En Italie, il représente 18 % du conditionnement de légumes secs et 10 % des légumes.

La marque COOP, à l’instar de Nestlé ou de Heinz, a intégralement remplacé la boîte en métal et son revêtement intérieur avec BPA au profit de la conserve carton. Et 96 % des clients en sont satisfaits.

En Suède ce sont 23 % des légumes secs, 24 % des tomates et 7 % du Pet Food (nourriture pour les animaux domestiques) qui sont ainsi conditionnés.

En France, deux unités de recherche ont relevé le défi des produits innovants sans BPA.

Trois millions deux cent mille emballages pourraient potentiellement être fabriqués en carton ; sans parler des conséquences positives en termes de création d’emplois.

Nous économiserions l’émission de 12 000 tonnes de CO2 par an.

Un seul exemple : pour un emballage en carton de 400 ml, l’émission de gaz à effet de serre est de 81 grammes, alors qu’il est de 126 grammes pour un contenant en métal[1].

Dans le prolongement, même Monsieur Draulette, patron du syndicat national des fabricants de boîtes, emballages et bouchardes métalliques, indique que le nouveau vernis sans BPA sera au point en 2013.

IV. La position du législateur.

Après proposition du Sénat en mars 2010, dans le cadre du projet de loi Grenelle 2, le BPA a été interdit dans la fabrication des biberons le 23 juin 2010.

Mardi 9 octobre 2012, le Sénat a adopté une proposition de loi visant la suspension de la fabrication, de l’importation et de la mise sur le marché de tout conditionnement à vocation alimentaire comportant du BPA au 1er juillet 2015.

À l’Assemblée nationale, on ne peut que se féliciter de la proposition de loi votée le 12 octobre 2011. Celle-ci propose la suppression au 1er janvier 2013 de tous les contenants destinés aux enfants en bas âge.

Cela fait donc déjà 12 mois que les industriels sont avertis de cette proposition.
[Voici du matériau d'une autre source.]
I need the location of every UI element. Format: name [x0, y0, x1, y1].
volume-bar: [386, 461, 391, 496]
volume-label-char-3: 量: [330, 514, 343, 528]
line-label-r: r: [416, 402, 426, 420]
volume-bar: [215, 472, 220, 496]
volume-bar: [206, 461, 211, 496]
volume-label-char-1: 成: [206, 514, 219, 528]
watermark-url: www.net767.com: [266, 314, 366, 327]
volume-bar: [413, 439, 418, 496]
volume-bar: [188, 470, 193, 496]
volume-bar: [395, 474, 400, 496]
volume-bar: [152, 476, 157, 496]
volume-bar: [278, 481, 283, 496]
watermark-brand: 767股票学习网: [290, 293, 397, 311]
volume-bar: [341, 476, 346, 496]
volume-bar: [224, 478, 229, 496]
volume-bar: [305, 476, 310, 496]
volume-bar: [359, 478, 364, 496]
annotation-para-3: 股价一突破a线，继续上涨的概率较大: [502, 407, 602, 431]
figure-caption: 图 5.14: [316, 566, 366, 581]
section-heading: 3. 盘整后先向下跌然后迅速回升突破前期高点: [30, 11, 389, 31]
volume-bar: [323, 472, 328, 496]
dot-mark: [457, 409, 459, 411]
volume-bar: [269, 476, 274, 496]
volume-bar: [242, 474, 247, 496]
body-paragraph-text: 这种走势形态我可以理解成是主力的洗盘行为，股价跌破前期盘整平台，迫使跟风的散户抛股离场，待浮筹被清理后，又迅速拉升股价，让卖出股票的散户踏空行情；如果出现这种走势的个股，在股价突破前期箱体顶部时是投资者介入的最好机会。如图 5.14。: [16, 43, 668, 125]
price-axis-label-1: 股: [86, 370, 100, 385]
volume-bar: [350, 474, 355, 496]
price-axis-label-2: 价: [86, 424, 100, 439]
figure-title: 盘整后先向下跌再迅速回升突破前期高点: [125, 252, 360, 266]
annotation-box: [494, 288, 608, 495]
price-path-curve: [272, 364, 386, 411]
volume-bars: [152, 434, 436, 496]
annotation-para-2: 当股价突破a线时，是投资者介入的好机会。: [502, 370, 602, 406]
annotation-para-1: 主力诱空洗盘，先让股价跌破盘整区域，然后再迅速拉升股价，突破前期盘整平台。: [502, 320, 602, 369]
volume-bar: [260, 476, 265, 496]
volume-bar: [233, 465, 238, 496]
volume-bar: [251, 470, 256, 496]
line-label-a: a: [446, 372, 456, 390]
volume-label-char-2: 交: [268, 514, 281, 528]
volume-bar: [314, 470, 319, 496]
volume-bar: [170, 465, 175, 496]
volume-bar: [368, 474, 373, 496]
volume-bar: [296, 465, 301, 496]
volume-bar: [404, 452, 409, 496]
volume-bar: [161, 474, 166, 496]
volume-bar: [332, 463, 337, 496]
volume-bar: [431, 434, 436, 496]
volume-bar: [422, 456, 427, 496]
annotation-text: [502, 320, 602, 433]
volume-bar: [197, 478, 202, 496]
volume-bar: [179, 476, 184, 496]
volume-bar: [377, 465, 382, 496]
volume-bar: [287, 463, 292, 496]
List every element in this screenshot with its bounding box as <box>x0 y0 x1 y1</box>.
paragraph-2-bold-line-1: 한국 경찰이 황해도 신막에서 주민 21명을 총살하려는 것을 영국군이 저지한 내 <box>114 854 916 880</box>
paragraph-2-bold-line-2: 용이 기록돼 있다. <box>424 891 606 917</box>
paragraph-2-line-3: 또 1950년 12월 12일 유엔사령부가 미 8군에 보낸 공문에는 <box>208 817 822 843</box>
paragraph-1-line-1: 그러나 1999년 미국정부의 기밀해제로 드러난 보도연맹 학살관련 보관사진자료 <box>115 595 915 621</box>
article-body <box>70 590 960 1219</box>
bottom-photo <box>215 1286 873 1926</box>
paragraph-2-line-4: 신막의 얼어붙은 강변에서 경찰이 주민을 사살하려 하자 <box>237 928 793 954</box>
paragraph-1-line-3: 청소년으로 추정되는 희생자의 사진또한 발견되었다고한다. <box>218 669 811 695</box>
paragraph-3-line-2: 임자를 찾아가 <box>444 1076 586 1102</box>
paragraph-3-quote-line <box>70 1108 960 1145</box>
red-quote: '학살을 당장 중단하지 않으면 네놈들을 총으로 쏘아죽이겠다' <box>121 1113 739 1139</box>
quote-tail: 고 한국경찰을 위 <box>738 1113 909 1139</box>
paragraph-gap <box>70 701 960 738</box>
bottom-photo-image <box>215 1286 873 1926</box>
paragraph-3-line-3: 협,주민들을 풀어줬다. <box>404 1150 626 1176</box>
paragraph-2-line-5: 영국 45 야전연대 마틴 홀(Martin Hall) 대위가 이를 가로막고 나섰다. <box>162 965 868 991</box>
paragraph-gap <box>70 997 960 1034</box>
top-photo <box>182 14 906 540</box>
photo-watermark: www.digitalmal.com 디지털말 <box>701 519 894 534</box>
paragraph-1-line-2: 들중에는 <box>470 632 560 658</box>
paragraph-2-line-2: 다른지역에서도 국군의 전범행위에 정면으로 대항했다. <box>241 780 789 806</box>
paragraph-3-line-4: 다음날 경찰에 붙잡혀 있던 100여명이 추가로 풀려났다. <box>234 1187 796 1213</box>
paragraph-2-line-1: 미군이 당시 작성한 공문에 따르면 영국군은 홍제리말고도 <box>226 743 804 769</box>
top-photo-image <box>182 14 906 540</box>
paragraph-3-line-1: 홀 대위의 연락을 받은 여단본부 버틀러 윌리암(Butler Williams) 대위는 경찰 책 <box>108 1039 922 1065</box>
Le délai supplémentaire de 18 mois qui vient d’être proposé par le Sénat – c’est-à-dire une interdiction au 1er juillet 2015 – n’est donc pas fondé, les industriels étant en mesure de s’adapter à leurs nouvelles normes de fabrication.

En conclusion.

Au regard du présent texte et des dernières études, ce ne sont donc pas seulement les nourrissons et les très jeunes enfants qui sont exposés, mais aussi les femmes enceintes et les femmes allaitantes, avec des conséquences potentielles très graves, parfois irréversibles sur leur descendance. Plus encore, nous l’aurons compris, c’est l’ensemble de la population qu’il faut soustraire à ces dangers dans les meilleurs délais possibles.

Motion :

Avec le monde scientifique, le Conseil fédéral d’Europe Écologie Les Verts reconnaît la toxicité et la dangerosité du bisphénol A sur l’ensemble de la population française, et prend acte de l’urgence à l’y soustraire au nom de l’impératif de santé publique.

Le Conseil fédéral d’Europe Écologie Les Verts prend en compte les alternatives industrielles au bisphénol A déjà mises en œuvre tant en France que dans de nombreux pays.

De ce qui précède, le Conseil fédéral d’Europe Écologie Les Verts demande l’interdiction du  bisphénol A dans les contenants alimentaires dans les meilleurs délais.